Sony CCD-VX1 (a.k.a. CCD-VX3) was the first (and the last?) handheld (as in, not shoulder-mount) 8-mm camcorder to have 3CCD sensor block. In 1995 Sony converted it from 8-mm to MiniDV, creating the VX1000. One would think that nothing prevented Sony from developing the VX1000 using the existing 8-mm format, after all Sony DID introduce Digital8 in 1999, but I suppose both the company priorities as well as agreements with 3rd parties could prevent this, like:
  • Sony had always dispelled the rumors that it was building a pro version of an 8-mm camcorder, and indeed, it has never did it. Sony did not want to hurt its Betacam business.
  • In 1985 or 1986, Ampex suggested converting 8-mm format to digital 50 Mbit/s 4:2:2 format, this would yield 20 minute recording on a 2-hour tape. Ampex did not have the manufacturing capabilities, so this went nowhere.
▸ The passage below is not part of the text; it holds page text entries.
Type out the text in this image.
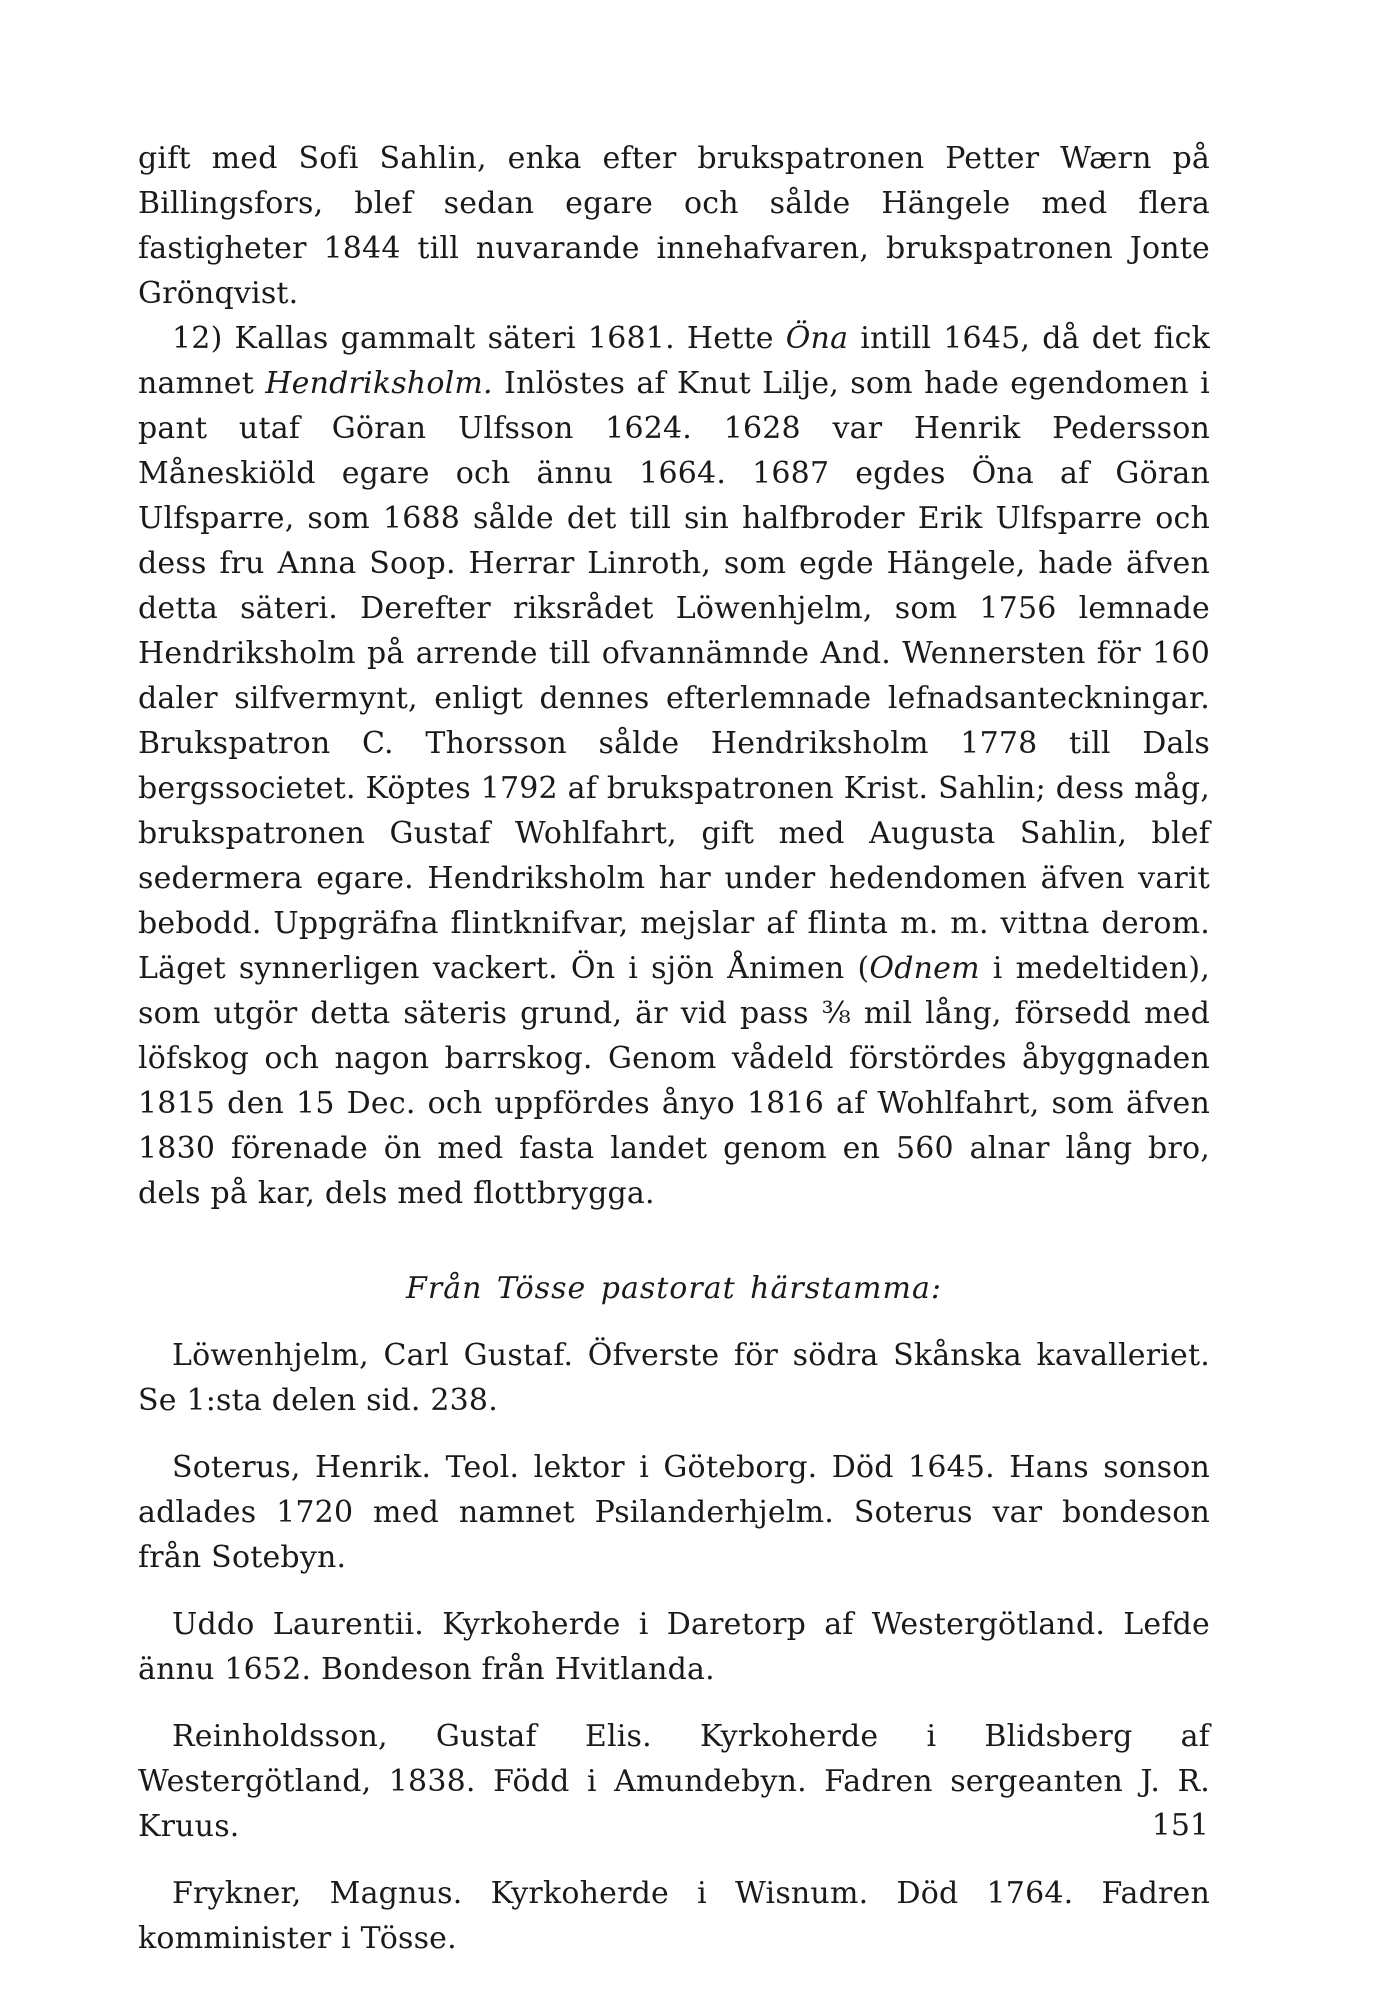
gift med Sofi Sahlin, enka efter brukspatronen Petter Wærn på Billingsfors, blef sedan egare och sålde Hängele med flera fastigheter 1844 till nuvarande innehafvaren, brukspatronen Jonte Grönqvist.

12) Kallas gammalt säteri 1681. Hette Öna intill 1645, då det fick namnet Hendriksholm. Inlöstes af Knut Lilje, som hade egendomen i pant utaf Göran Ulfsson 1624. 1628 var Henrik Pedersson Måneskiöld egare och ännu 1664. 1687 egdes Öna af Göran Ulfsparre, som 1688 sålde det till sin halfbroder Erik Ulfsparre och dess fru Anna Soop. Herrar Linroth, som egde Hängele, hade äfven detta säteri. Derefter riksrådet Löwenhjelm, som 1756 lemnade Hendriksholm på arrende till ofvannämnde And. Wennersten för 160 daler silfvermynt, enligt dennes efterlemnade lefnadsanteckningar. Brukspatron C. Thorsson sålde Hendriksholm 1778 till Dals bergssocietet. Köptes 1792 af brukspatronen Krist. Sahlin; dess måg, brukspatronen Gustaf Wohlfahrt, gift med Augusta Sahlin, blef sedermera egare. Hendriksholm har under hedendomen äfven varit bebodd. Uppgräfna flintknifvar, mejslar af flinta m. m. vittna derom. Läget synnerligen vackert. Ön i sjön Ånimen (Odnem i medeltiden), som utgör detta säteris grund, är vid pass ⅜ mil lång, försedd med löfskog och nagon barrskog. Genom vådeld förstördes åbyggnaden 1815 den 15 Dec. och uppfördes ånyo 1816 af Wohlfahrt, som äfven 1830 förenade ön med fasta landet genom en 560 alnar lång bro, dels på kar, dels med flottbrygga.

Från Tösse pastorat härstamma:

Löwenhjelm, Carl Gustaf. Öfverste för södra Skånska kavalleriet. Se 1:sta delen sid. 238.

Soterus, Henrik. Teol. lektor i Göteborg. Död 1645. Hans sonson adlades 1720 med namnet Psilanderhjelm. Soterus var bondeson från Sotebyn.

Uddo Laurentii. Kyrkoherde i Daretorp af Westergötland. Lefde ännu 1652. Bondeson från Hvitlanda.

Reinholdsson, Gustaf Elis. Kyrkoherde i Blidsberg af Westergötland, 1838. Född i Amundebyn. Fadren sergeanten J. R. Kruus.

Frykner, Magnus. Kyrkoherde i Wisnum. Död 1764. Fadren komminister i Tösse.

151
Panasonic created DVCPRO50 ten years later as part of DV.
  • I've heard that the new cassette form-factor for DV was in part meant to not give Sony a lead in the development, a funny reason because the original 8-mm format was endorsed in 1982 by 127 companies, including Panasonic and JVC!
  • When Sony saw how the shoulder-mount V5000 and V6000 became popular with pro reporting teams, it axed these models, again not to hurt the Betacam line.
  • Same with MiniDV and with big DVCAM - these have never been as full-featured as Betacam machines.
Too bad, really. DV format comprises 4 cassette sizes, I do not believe that the 8-mm cassette could not be downsized to MiniDV size or upsized to DVCPRO size. It is all politics, it seems.

On another hand, the reason handheld Hi8 camcorders were used by reporters and news crews in the late 1980s-early 1990s instead of SVHS (not to mention Betacam) was price and size. Also much longer recording time compared to SVHS-C. News organizations managed to obtain some first-hand footage from the world's hotspots because no one cared about some tourist shooting a video on a street. A MiniDV camcorder would be even smaller, so Sony would still main the lead or at least parity in this area, hence the PDX10.

Digital8 was meant purely as a consumer-grade product, sadly.